Deploying Data Science solutions to air-gapped offline systems, a common scenario in our customer space, adds further complications. We have developed a refined approach to address this, performing development and testing in secure, compliant environments before carefully transitioning the solution to the target system. Our ability to maintain compliance while delivering high-quality results reflects our deep understanding of the sector’s unique demands.
Another common challenge is ensuring that the expectations and solutions requested by clients align with the hardware and software capabilities available. For example, clients may request the implementation of resource-intensive models, such as deep learning algorithms, without realising that the available hardware—such as GPUs—may not support the necessary computation. Careful consideration into the design of systems to overcome this challenge is something that Techmodal excels at.
"Data has the potential to be one of the most powerful assets in today’s organisations—but only when used effectively.By prioritising practical, real-world outcomes, applied data science ensures every insight drives measurable value.
In an era where data is both abundant and powerful, the ability to apply data science effectively is a critical differentiator for organisations, particularly in complex environments. By focusing on real-world application rather than theoretical exploration, organisations can ensure that every application of data science drives tangible business value.

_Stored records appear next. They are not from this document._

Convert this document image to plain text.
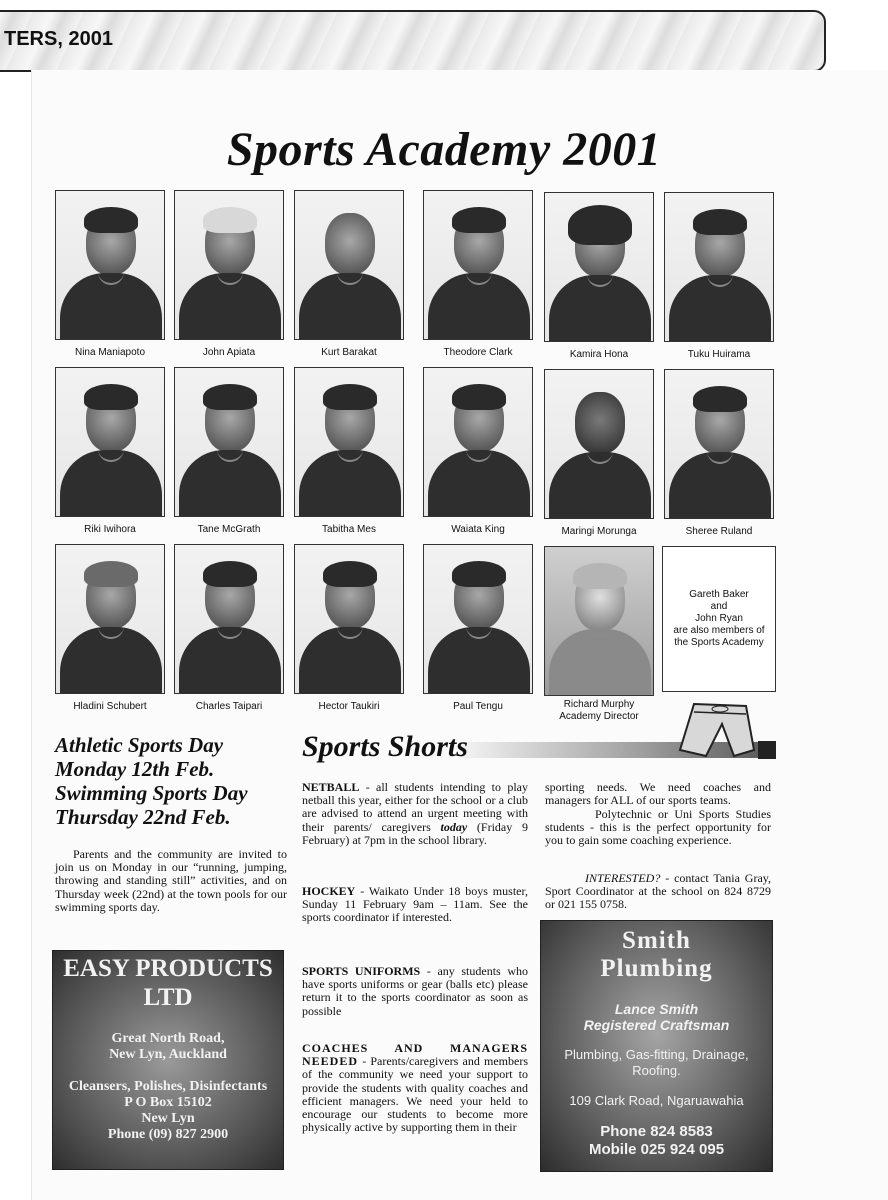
TERS, 2001
Sports Academy 2001
Nina Maniapoto	John Apiata	Kurt Barakat	Theodore Clark	Kamira Hona	Tuku Huirama
Riki Iwihora	Tane McGrath	Tabitha Mes	Waiata King	Maringi Morunga	Sheree Ruland
Gareth Baker
and
John Ryan
are also members of
the Sports Academy
Hladini Schubert	Charles Taipari	Hector Taukiri	Paul Tengu	Richard Murphy
Academy Director
Athletic Sports Day
Monday 12th Feb.
Swimming Sports Day
Thursday 22nd Feb.
Parents and the community are invited to join us on Monday in our “running, jumping, throwing and standing still” activities, and on Thursday week (22nd) at the town pools for our swimming sports day.
Sports Shorts
NETBALL - all students intending to play netball this year, either for the school or a club are advised to attend an urgent meeting with their parents/ caregivers today (Friday 9 February) at 7pm in the school library.
HOCKEY - Waikato Under 18 boys muster, Sunday 11 February 9am – 11am. See the sports coordinator if interested.
SPORTS UNIFORMS - any students who have sports uniforms or gear (balls etc) please return it to the sports coordinator as soon as possible
COACHES AND MANAGERS NEEDED - Parents/caregivers and members of the community we need your support to provide the students with quality coaches and efficient managers. We need your held to encourage our students to become more physically active by supporting them in their
sporting needs. We need coaches and managers for ALL of our sports teams.
Polytechnic or Uni Sports Studies students - this is the perfect opportunity for you to gain some coaching experience.
INTERESTED? - contact Tania Gray, Sport Coordinator at the school on 824 8729 or 021 155 0758.
EASY PRODUCTS
LTD
Great North Road,
New Lyn, Auckland
Cleansers, Polishes, Disinfectants
P O Box 15102
New Lyn
Phone (09) 827 2900
Smith
Plumbing
Lance Smith
Registered Craftsman
Plumbing, Gas-fitting, Drainage, Roofing.
109 Clark Road, Ngaruawahia
Phone 824 8583
Mobile 025 924 095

Key to success is the ability to adapt cutting-edge AI technology to create practical, user-friendly solutions. Building expertise in leveraging advanced technologies like reinforcement learning, deep learning, computer vision, and large language models can consistently result in innovative solutions that push the boundaries of what is possible.
Whether it’s improving operational efficiency, automating labour-intensive tasks, or advancing capabilities in data science, our applied approach at Techmodal ensures that AI and data science are not just buzzwords but powerful tools that deliver measurable results. As the field of data science continues to evolve, we remain committed to providing reliable, secure, and effective solutions that meet the unique demands of our clients, ensuring that they stay ahead in an increasingly data-driven world.